The New York Times has an article about the evolution of Wellpoint and Anthem Blue Cross, from the most ardent critic and opponent of health reform, to an active participant.
In talking with the reporter for this story, I did cite many data points of how Anthem Blue Cross was the most aggressive opponent of state health reform efforts, both small and large, from including maternity coverage as a basic benefit to the universal coverage proposals of Governor Schwarzenegger to the legislation to set up a California exchange under the Affordable Care Act. They lobbied against these proposals, they funded ads and other opposition, they used their whole influence. They profited under the old rules, aggressively denying people for pre-existing conditions and using risk selection and cherry picking and other tactics, and fought the change to a new set of rules.
Today, they are participating in the implementation of the ACA: they are a major insurer offered under Covered California, the state’s marketplace; they have more business as a Medicaid managed care plan.
I want to be clear: Anthem is still Anthem–they oppose further rate regulation, or many other needed improvements to our health system. But they now have to play by new rules. Maternity coverage was going to be a basic benefit regardless in 2014, and the political momentum was already there to do it sooner. There wasn’t much of a choice–they have the most to lose, especially as one of the biggest insurers in the state, especially in the individual insurance market.
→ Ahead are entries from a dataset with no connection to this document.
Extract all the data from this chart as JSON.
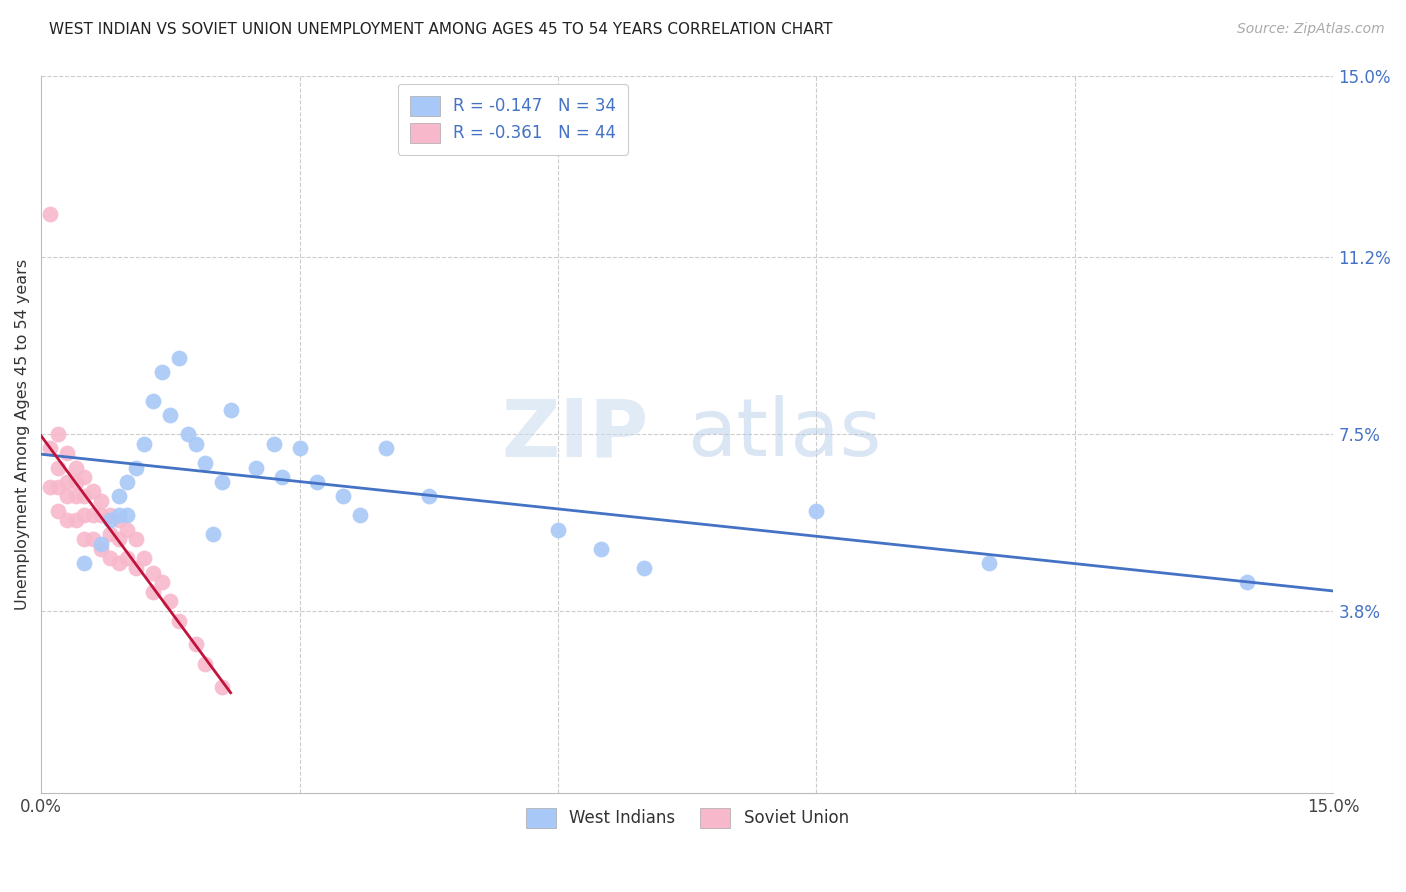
{
  "title": "WEST INDIAN VS SOVIET UNION UNEMPLOYMENT AMONG AGES 45 TO 54 YEARS CORRELATION CHART",
  "source": "Source: ZipAtlas.com",
  "ylabel": "Unemployment Among Ages 45 to 54 years",
  "x_min": 0.0,
  "x_max": 0.15,
  "y_min": 0.0,
  "y_max": 0.15,
  "x_tick_positions": [
    0.0,
    0.03,
    0.06,
    0.09,
    0.12,
    0.15
  ],
  "x_tick_labels": [
    "0.0%",
    "",
    "",
    "",
    "",
    "15.0%"
  ],
  "y_ticks_right": [
    0.0,
    0.038,
    0.075,
    0.112,
    0.15
  ],
  "y_tick_labels_right": [
    "",
    "3.8%",
    "7.5%",
    "11.2%",
    "15.0%"
  ],
  "west_indian_R": -0.147,
  "west_indian_N": 34,
  "soviet_union_R": -0.361,
  "soviet_union_N": 44,
  "west_indian_color": "#a8c8f8",
  "soviet_union_color": "#f8b8cc",
  "west_indian_line_color": "#4472c4",
  "soviet_union_line_color": "#c0143c",
  "watermark_zip": "ZIP",
  "watermark_atlas": "atlas",
  "west_indian_x": [
    0.005,
    0.007,
    0.008,
    0.009,
    0.009,
    0.01,
    0.01,
    0.011,
    0.012,
    0.013,
    0.014,
    0.015,
    0.016,
    0.017,
    0.018,
    0.019,
    0.02,
    0.021,
    0.022,
    0.025,
    0.027,
    0.028,
    0.03,
    0.032,
    0.035,
    0.037,
    0.04,
    0.045,
    0.06,
    0.065,
    0.07,
    0.09,
    0.11,
    0.14
  ],
  "west_indian_y": [
    0.048,
    0.052,
    0.057,
    0.058,
    0.062,
    0.065,
    0.058,
    0.068,
    0.073,
    0.082,
    0.088,
    0.079,
    0.091,
    0.075,
    0.073,
    0.069,
    0.054,
    0.065,
    0.08,
    0.068,
    0.073,
    0.066,
    0.072,
    0.065,
    0.062,
    0.058,
    0.072,
    0.062,
    0.055,
    0.051,
    0.047,
    0.059,
    0.048,
    0.044
  ],
  "soviet_union_x": [
    0.001,
    0.001,
    0.001,
    0.002,
    0.002,
    0.002,
    0.002,
    0.003,
    0.003,
    0.003,
    0.003,
    0.004,
    0.004,
    0.004,
    0.004,
    0.005,
    0.005,
    0.005,
    0.005,
    0.006,
    0.006,
    0.006,
    0.007,
    0.007,
    0.007,
    0.008,
    0.008,
    0.008,
    0.009,
    0.009,
    0.009,
    0.01,
    0.01,
    0.011,
    0.011,
    0.012,
    0.013,
    0.013,
    0.014,
    0.015,
    0.016,
    0.018,
    0.019,
    0.021
  ],
  "soviet_union_y": [
    0.121,
    0.072,
    0.064,
    0.075,
    0.068,
    0.064,
    0.059,
    0.071,
    0.065,
    0.062,
    0.057,
    0.068,
    0.065,
    0.062,
    0.057,
    0.066,
    0.062,
    0.058,
    0.053,
    0.063,
    0.058,
    0.053,
    0.061,
    0.058,
    0.051,
    0.058,
    0.054,
    0.049,
    0.057,
    0.053,
    0.048,
    0.055,
    0.049,
    0.053,
    0.047,
    0.049,
    0.046,
    0.042,
    0.044,
    0.04,
    0.036,
    0.031,
    0.027,
    0.022
  ]
}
If they didn’t participate in the Exchange, that’s potentially a lot of lost business, and certainly a lost opportunity to grow their footprint. And in California, there’s little advantage to rail against Obamacare, where all statewide elected officers and over 2/3rds of the legislature support the ACA.
This willingness to play by the new rules (even if resisting added proposals) merits recognition. But with all these caveats, this evolution is not as much a “change of heart” as of strategy, a recognition of reality. But its indicative of why the Tea Party-inspired efforts of the GOP to repeal the ACA feels so distant here in California. If even the staunchest opponent in the insurance industry has come around to being part of a new set of rules, then we really aren’t going back. The question is when the politicians in DC get the memo.